A long story to make a couple of small points.

My Dad had a heat exchanger in his woodstove in the 80's, before they stopped being allowed by code and the insurance. He wasn't using it for heat but for domestic hot water, and pumped it into parallel with his rooftop solar water panels, and tied into that exchanger and controller with a separate pump circuit. Out put calculation was at most recorded on electricity cost savings on the main water heater, the solar was a used as a preheater.

The heat exchanger was on the side of the firebox, and was not connected to the flue at all. The exchanger regularly had a thick coating of creosote on it, even with a hot fire to clear the flue at least once a day. By keeping the creosote buildup away from the flue, even though he lost an opportunity for harvesting heat he at least made the flue and fire easier to manage. I am not sure that you can afford that loss of collection area, but it is one way to reduce your creosote issue.

He found out that he was dumping more heat than he thought into the exchanger. He had his relief valve at the back of the stove plumbed into the basement, across the ceiling (maybe 15-20 feet) and out the wall, where there was an elbow pointing down. Near as we can tell, the relief was opening fairly often to vent steam. The steam as it was crossing the ceiling re-condensed, and drained out the elbow as water...until we had a cold snap (-10F) and the elbow froze solid. At this point, one of the sweated joints in the line popped open and vented steam. Once we figured that out, we removed the outside elbow to reduce the restriction, which fixed the issue as far as we could tell. So that's my other point: don't put a long line on a relief valve out to where it can freeze. Down at floor level is wise. A long run to an outside wall with an elbow, less wise. (And if it is opening often enough to be annoying, you are losing heat.)

 

[Raspy]

GL,

Yours was the way it used to be done. The heat exchangers were sold at fireplace stores and solar outlets.
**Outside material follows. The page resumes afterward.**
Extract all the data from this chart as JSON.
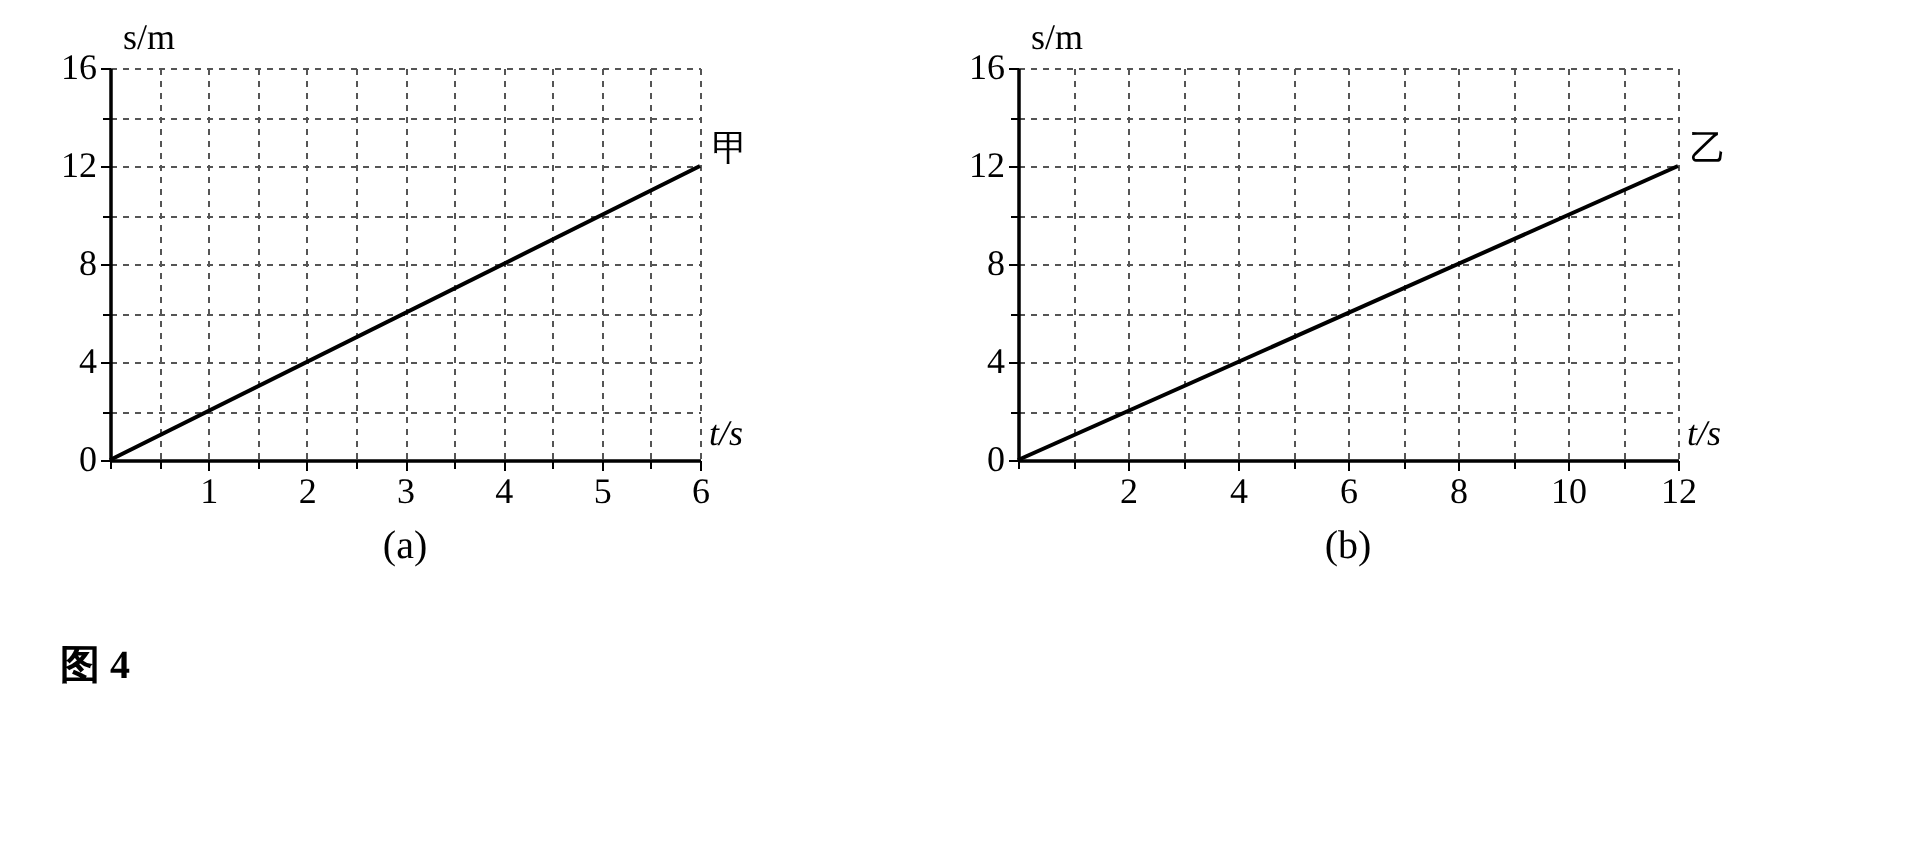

Problem with that setup is that it was plumbed to run when the solar ran. But you don't have fires on the same schedule as the sun, so it will stagnate and make steam. It also requires a pump to move he water through it and that can fail too. I've done them with a thermal switch near the fire to turn them on. Some of the old heat exchangers were a box type setup and they were more dangerous. Later ones were a loop of stainless pipe where they could not have a large volume of overheated steam.

These systems are fun to play with, but they always seem to have a weakness.
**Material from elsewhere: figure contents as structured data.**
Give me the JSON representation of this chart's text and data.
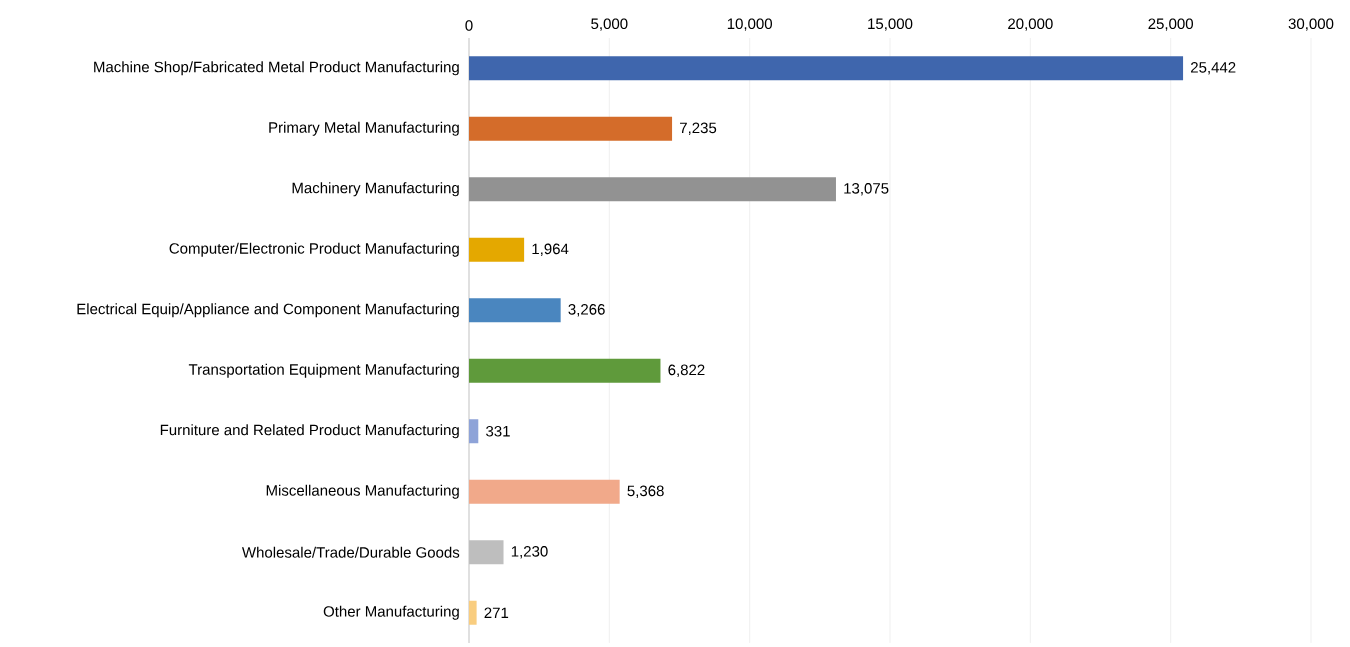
{
  "chart_data": {
    "type": "bar",
    "orientation": "horizontal",
    "categories": [
      "Machine Shop/Fabricated Metal Product Manufacturing",
      "Primary Metal Manufacturing",
      "Machinery Manufacturing",
      "Computer/Electronic Product Manufacturing",
      "Electrical Equip/Appliance and Component Manufacturing",
      "Transportation Equipment Manufacturing",
      "Furniture and Related Product Manufacturing",
      "Miscellaneous Manufacturing",
      "Wholesale/Trade/Durable Goods",
      "Other Manufacturing"
    ],
    "values": [
      25442,
      7235,
      13075,
      1964,
      3266,
      6822,
      331,
      5368,
      1230,
      271
    ],
    "value_labels": [
      "25,442",
      "7,235",
      "13,075",
      "1,964",
      "3,266",
      "6,822",
      "331",
      "5,368",
      "1,230",
      "271"
    ],
    "colors": [
      "#3f66ad",
      "#d46c2a",
      "#929292",
      "#e4a800",
      "#4a86bf",
      "#5f9a3b",
      "#8ea3d8",
      "#f1a98a",
      "#bebebe",
      "#f9cd7f"
    ],
    "xlim": [
      0,
      30000
    ],
    "xticks": [
      0,
      {
        "value": 5000,
        "label": "5,000"
      },
      {
        "value": 10000,
        "label": "10,000"
      },
      {
        "value": 15000,
        "label": "15,000"
      },
      {
        "value": 20000,
        "label": "20,000"
      },
      {
        "value": 25000,
        "label": "25,000"
      },
      {
        "value": 30000,
        "label": "30,000"
      }
    ],
    "grid": "x"
  }
}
The creosote buildup on the heat exchanger in the fire box isn't a problem because it will only get so thick before it burns away. I think it's a better design than cooling the chimney.

Some systems are simply a coil of copper tubing wrapped around the outside of the flue pipe for several feet. This works to.

mx has the thermosyphon tank on his and it seems like it won't get into too much trouble. But the creosote buildup may be the deal breaker, unless he has very dry wood.